Richard Kenei’s Tiwi Poultry Farm in Kwale County. PHOTO | FADHILI FREDRICK 

Located about 200 metres from Mombasa -Lunga Lunga Road at Mwachema in Kwale County, is a half-acre poultry farm hosting at least 3,000 birds.

The farm, known as Tiwi Poultry Farm, is owned by Richard Kenei, who rears broilers using the deep litter system.

He started the venture in 2013 after quitting his job as a manager at the Kenya Bixa Limited.

“This (farm) came after resigning from my previous work as a manager. I decided it was my time to do my own business,” Mr Kenei says.

He set up the business with a working capital of Sh150,000 from his personal savings. With the money, he bought first stock of 500 chicks and constructed poultry houses.

Now the farm is teeming with chicken.

“We have 1,000 week-old chicks and 1,000 three-week old chicken and well as 1,000 five-week old chicken ready for the market,” he says.

Taking into accounts the strides he has made in the business, Mr Kenei says he does not regret his decision to quit his job.

It is easy to see why; the venture has grown rapidly, particularly after he started selling broilers to hotels, restaurants, butcheries and schools in the resort town of Diani.

He sells the birds for meat at a cost of between Sh350 and Sh400 each. Apart from selling full chicken, Mr Kenei has a market from local community and business women who buy and cook the by-products such as chicken legs and wings.

He also sells organic manure to other farmers. The manure is packed in a 50-kg bag which goes for Sh70. The manure business, he says booms during rainy seasons.

The farmer owns a slaughter house and a storage facility that can accommodate at least 700 chickens.

“We don’t do daily slaughtering but we do it based on orders we receive. On average we slaughter between 200 and 300 chickens on a good day,” he says.


From all the sales, Mr Kenei says he earns on average at least Sh100,000 to Sh150,000 per month.

Given that he has been doing poultry for a while, he has golden pieces of advice for those new in the business, especially those specialising in broilers.

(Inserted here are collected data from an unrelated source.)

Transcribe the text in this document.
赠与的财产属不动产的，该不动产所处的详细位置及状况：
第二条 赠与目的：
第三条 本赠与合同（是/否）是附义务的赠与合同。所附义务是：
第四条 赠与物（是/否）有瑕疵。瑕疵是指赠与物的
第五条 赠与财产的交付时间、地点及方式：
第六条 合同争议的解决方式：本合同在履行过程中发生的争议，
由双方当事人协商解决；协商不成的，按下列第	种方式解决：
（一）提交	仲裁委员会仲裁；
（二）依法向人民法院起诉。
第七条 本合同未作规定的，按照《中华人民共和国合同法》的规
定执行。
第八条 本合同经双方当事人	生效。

He notes that poultry farming is a good venture but farmers should conduct market search to avoid incurring losses. He also encourages proper feeding of chicken and adequate supply of water for better yields.

“To attain desirable weight, the birds are fed on different feeds depending on their stages of growth,” he says, adding that a broiler through maturity consumes at least 3kg of feeds.

Mr Kenei says he prefers keeping broilers than layers. Why? Because there is more money in broilers as their turnaround period is five to six week, he says.

“They (broilers) mature faster and you dispose them quickly, unlike layers which you have to keep on feeding them for a long time before making money,” he says, adding that he plans to enlighten the local community to embrace poultry farming saying it has the potential to improve people’s lives.

Mr Kenei has big dreams for his business and the community at large: “We are looking for support from banks and organisations to help us to be able to have a big broiler farm in the county,” he says.

If the deal goes through, he says they will train and encourage more people to practice poultry farming on their plots.

“If we can do a contracted scheme for the farmers we will be able to have more people to do the poultry and buy from them instead of employing few individuals in one farm,” Mr Kenei says, adding that it will be a big contribution to the community.

He says the main challenge in poultry production, especially for the broilers is the market as many buyers do not pay promptly.

“A lot of farmers are not able to grow because most of the customers, especially big institutions, are not paying in cash. Otherwise, there is a good market for chicken meat,” he says.